The discussion revolves around calculating the moment of inertia of a beam with additional masses attached. Participants explore the concepts of center of mass and moment of inertia, particularly in the context of a homework problem involving a beam of mass and length with added weights.
Participants do not reach a consensus on the calculation of the center of mass, with one participant asserting a calculation that is later challenged by another. The discussion remains unresolved regarding the correct approach to finding the moment of inertia.
Participants express uncertainty about the relevant equations and concepts, particularly in relation to the center of mass and moment of inertia.
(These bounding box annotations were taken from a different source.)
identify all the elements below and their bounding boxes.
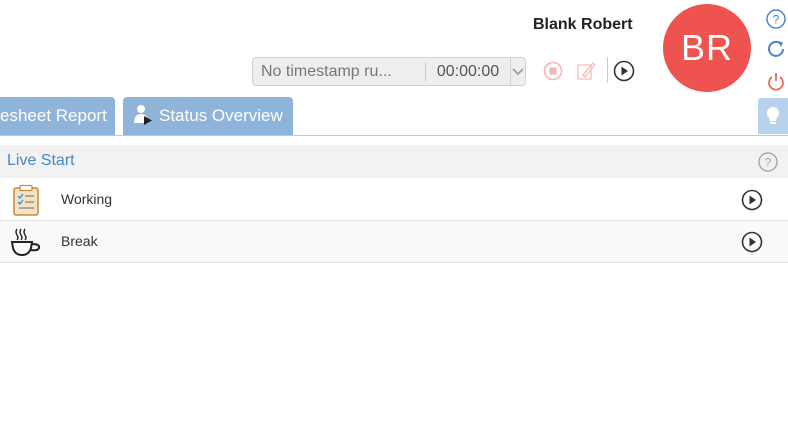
tips-button[interactable] <box>758 98 788 134</box>
section-help-button[interactable]: ? <box>756 150 780 174</box>
list-item-label: Working <box>61 191 113 207</box>
start-break-button[interactable] <box>741 231 763 253</box>
user-name: Blank Robert <box>533 16 633 33</box>
list-item-working[interactable]: Working <box>0 179 788 221</box>
section-header <box>0 145 788 178</box>
help-icon: ? <box>758 152 778 172</box>
list-item-break[interactable]: Break <box>0 221 788 263</box>
refresh-icon <box>768 40 784 57</box>
refresh-button[interactable] <box>764 37 788 61</box>
help-icon: ? <box>766 9 786 29</box>
edit-button[interactable] <box>574 59 598 83</box>
play-icon <box>741 189 763 211</box>
toolbar-divider <box>607 57 608 83</box>
section-title: Live Start <box>7 152 75 169</box>
user-status-icon <box>133 103 153 130</box>
svg-text:?: ? <box>773 13 780 27</box>
svg-text:?: ? <box>765 156 772 170</box>
tab-label: Status Overview <box>159 106 283 125</box>
start-working-button[interactable] <box>741 189 763 211</box>
tab-label: esheet Report <box>0 106 107 125</box>
clipboard-checklist-icon <box>10 184 42 216</box>
play-icon <box>741 231 763 253</box>
tab-timesheet-report[interactable]: esheet Report <box>0 97 115 135</box>
tab-status-overview[interactable]: Status Overview <box>123 97 293 135</box>
help-button[interactable]: ? <box>764 7 788 31</box>
timer-widget[interactable]: No timestamp ru... 00:00:00 <box>252 57 526 86</box>
avatar[interactable]: BR <box>663 4 751 92</box>
list-item-label: Break <box>61 233 98 249</box>
play-button[interactable] <box>612 59 636 83</box>
pencil-note-icon <box>577 61 596 80</box>
lightbulb-icon <box>766 106 780 124</box>
power-icon <box>768 73 784 91</box>
coffee-cup-icon <box>10 226 42 258</box>
play-icon <box>613 60 635 82</box>
timer-time: 00:00:00 <box>436 62 500 80</box>
tabs-underline <box>0 135 788 136</box>
timer-dropdown-button[interactable] <box>510 58 525 85</box>
chevron-down-icon <box>512 67 524 75</box>
logout-button[interactable] <box>764 70 788 94</box>
timer-status-text: No timestamp ru... <box>261 62 392 80</box>
stop-icon <box>543 61 563 81</box>
stop-button[interactable] <box>541 59 565 83</box>
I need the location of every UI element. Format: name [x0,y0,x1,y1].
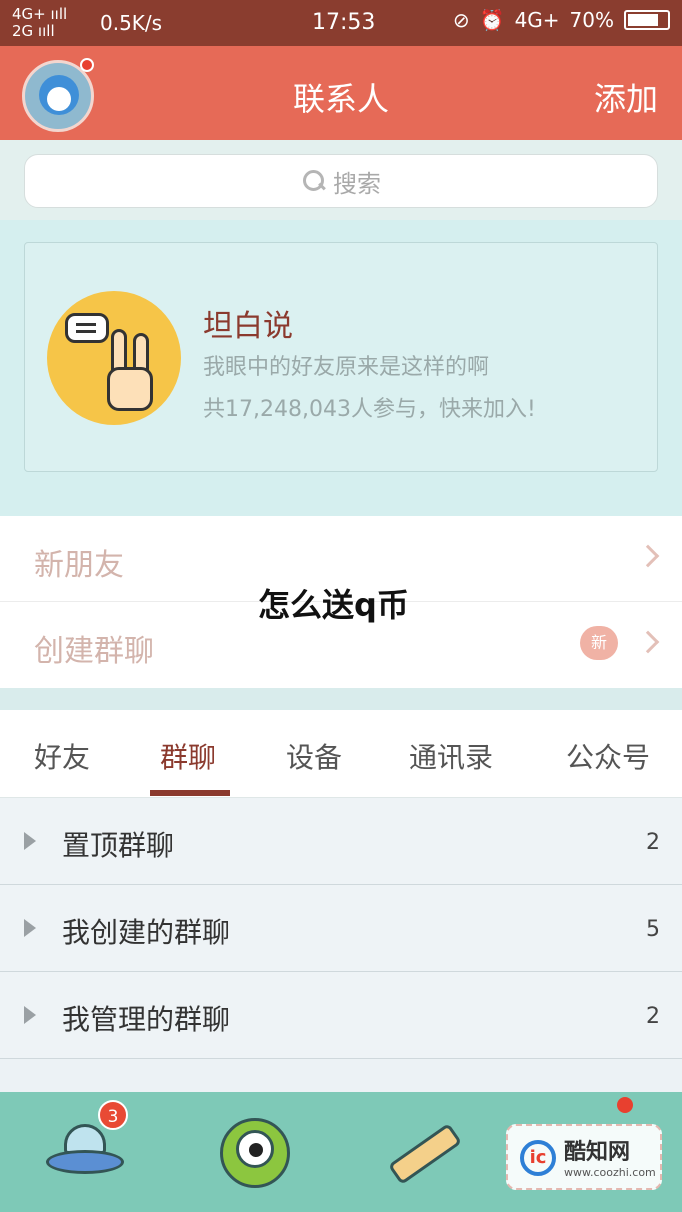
tab-devices[interactable]: 设备 [286,736,342,776]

There are indications of missing assumptions and unresolved mathematical steps in the calculations presented.
cmcd said:Thanks SteamKing for the reply.
I'm revising for exams in two weeks or so and I can't remember doing any questions like this, although we did some theory on centres of gravity and inertia. They were really proofs though. No I don't understand how to get the centre of mass. Although I could give it a go;
Is it 1/8* L from the centre of the beam to the end of the beam with the additional mass?
→ m * g * (1/2) * y = m * g * (3/2) * x
where x is the distance of the centre of gravity from the centre of the beam and y is the distance of the centre of gravity from end of the beam with the additional mass.
→ y = 3x; y + x = L * (1/2);
→ L * (1/2) - x = 3x
→ x = L * (1/8)